Cekcok dengan Pelatih PSG, Mbappe Tolak Minta Maaf

Paris Saint-Germain penyerang, Kylian Mbappe disebut menolak untuk meminta maaf setelah argumen dengan pelatih, Thomas Tuchel.
Dilaporkan AS, Tuchel, Mbappe, dan direktur olahraga Leonardo telah bertemu pada Selasa (4/2) waktu setempat. Pertemuan itu diadakan sehingga gesekan yang terjadi antara Mbappe dan Tuchel dapat cepat selesai.
Dalam pertemuan tersebut, Mbappe dilaporkan tidak meminta maaf untuk Tuchel. Namun demikian, striker tim nasional Perancis mengakui bahwa ia menunjukkan reaksi yang berlebihan.
Mbappe juga memastikan bahwa reaksi bukanlah bentuk ketidaksukaan untuk Mauro Icardi.

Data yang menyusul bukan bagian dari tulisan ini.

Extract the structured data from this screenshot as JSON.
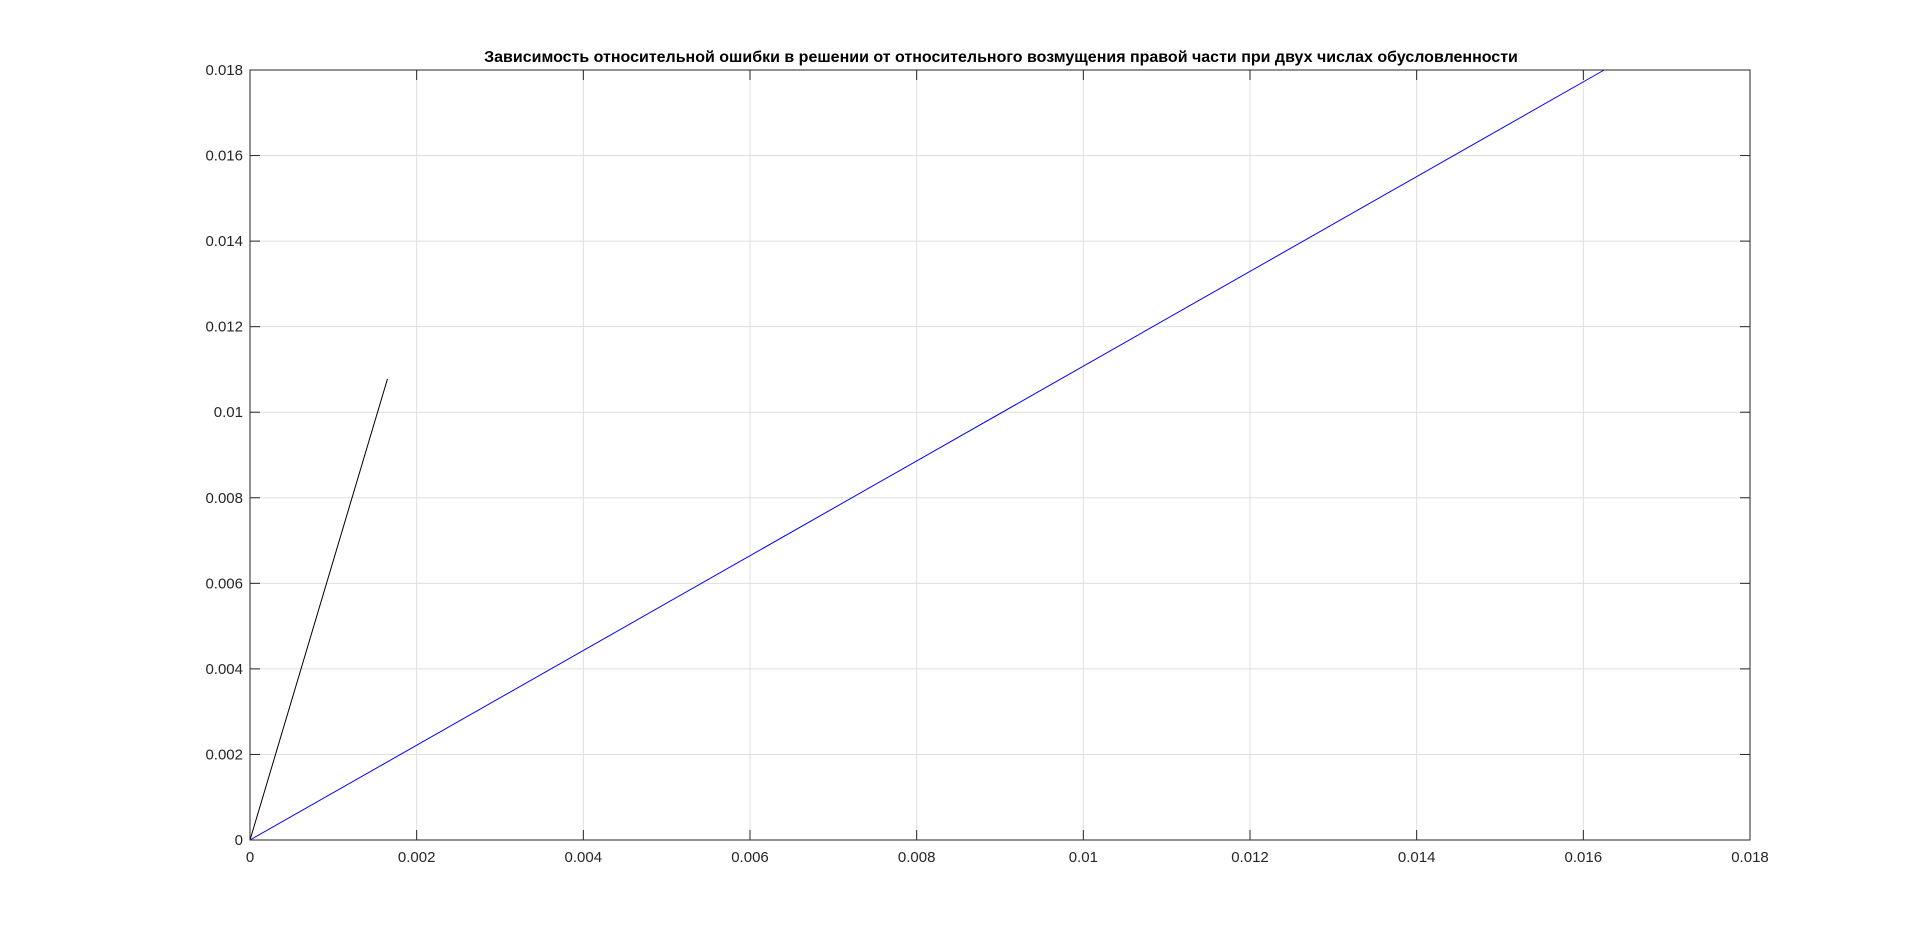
{
  "window": {
    "title": ""
  },
  "chart_data": {
    "type": "line",
    "title": "Зависимость относительной ошибки в решении от относительного возмущения правой части при двух числах обусловленности",
    "xlabel": "",
    "ylabel": "",
    "xlim": [
      0,
      0.018
    ],
    "ylim": [
      0,
      0.018
    ],
    "x_ticks": [
      0,
      0.002,
      0.004,
      0.006,
      0.008,
      0.01,
      0.012,
      0.014,
      0.016,
      0.018
    ],
    "y_ticks": [
      0,
      0.002,
      0.004,
      0.006,
      0.008,
      0.01,
      0.012,
      0.014,
      0.016,
      0.018
    ],
    "x_tick_labels": [
      "0",
      "0.002",
      "0.004",
      "0.006",
      "0.008",
      "0.01",
      "0.012",
      "0.014",
      "0.016",
      "0.018"
    ],
    "y_tick_labels": [
      "0",
      "0.002",
      "0.004",
      "0.006",
      "0.008",
      "0.01",
      "0.012",
      "0.014",
      "0.016",
      "0.018"
    ],
    "grid": true,
    "box": true,
    "legend": "none",
    "series": [
      {
        "color": "#000000",
        "x": [
          0,
          0.00165
        ],
        "y": [
          0,
          0.01078
        ]
      },
      {
        "color": "#0000ff",
        "x": [
          0,
          0.01625
        ],
        "y": [
          0,
          0.018
        ]
      }
    ],
    "colors": {
      "axes": "#262626",
      "grid": "#dfdfdf",
      "background": "#ffffff"
    }
  }
}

Striker asal Argentina sehingga pemain yang masuk menggantikan Mbappe Tuchel.
Insiden antara Mbappe dan Tuchel ini terjadi ketika PSG mengalahkan Montpellier 5-0 dalam pertandingan Ligue 1 terus di Parc des Princes, Sabtu (1/2) mati rasa.
Mbappe mencetak satu gol dalam pertandingan ini meskipun tidak bermain selama 90 menit. Tuchel ditarik keluar oleh 68 menit, Mbappe tampak kecewa dan marah saat ia berjalan di luar lapangan.
Tuchel mencoba untuk terus dan berbicara dengan Mbappe untuk meredakan ketegangan. Tuchel dan Mbappe telah berbicara selama beberapa saat hingga striker Prancis itu berjalan menuju bangku tim.
Sambil duduk di bangku cadangan, Mbappe masih tampak kesal. Kejadian ini mendorong sebuah berita Mbappe akan mempertimbangkan untuk meninggalkan pada akhir musim.
Dalam konferensi pers setelah sesi permainan, Tuchel memahami Mbappe kemarahan. Interpreter formasi Jerman racik memastikan ditarik keluar keputusan Mbappe karena alasan taktik.
"Saya tahu dia tidak ingin diganti. Hal ini normal, tapi saya juga ingin memberikan satu menit untuk bermain bagi mereka yang berada di bangku cadangan," kata Tuchel.
"Saya tidak merasa apa yang terjadi pada hari Sabtu akan membuat Mbappe meninggalkan tim ini. Dia pemain kami dan dia masih terikat kontrak," lanjutnya.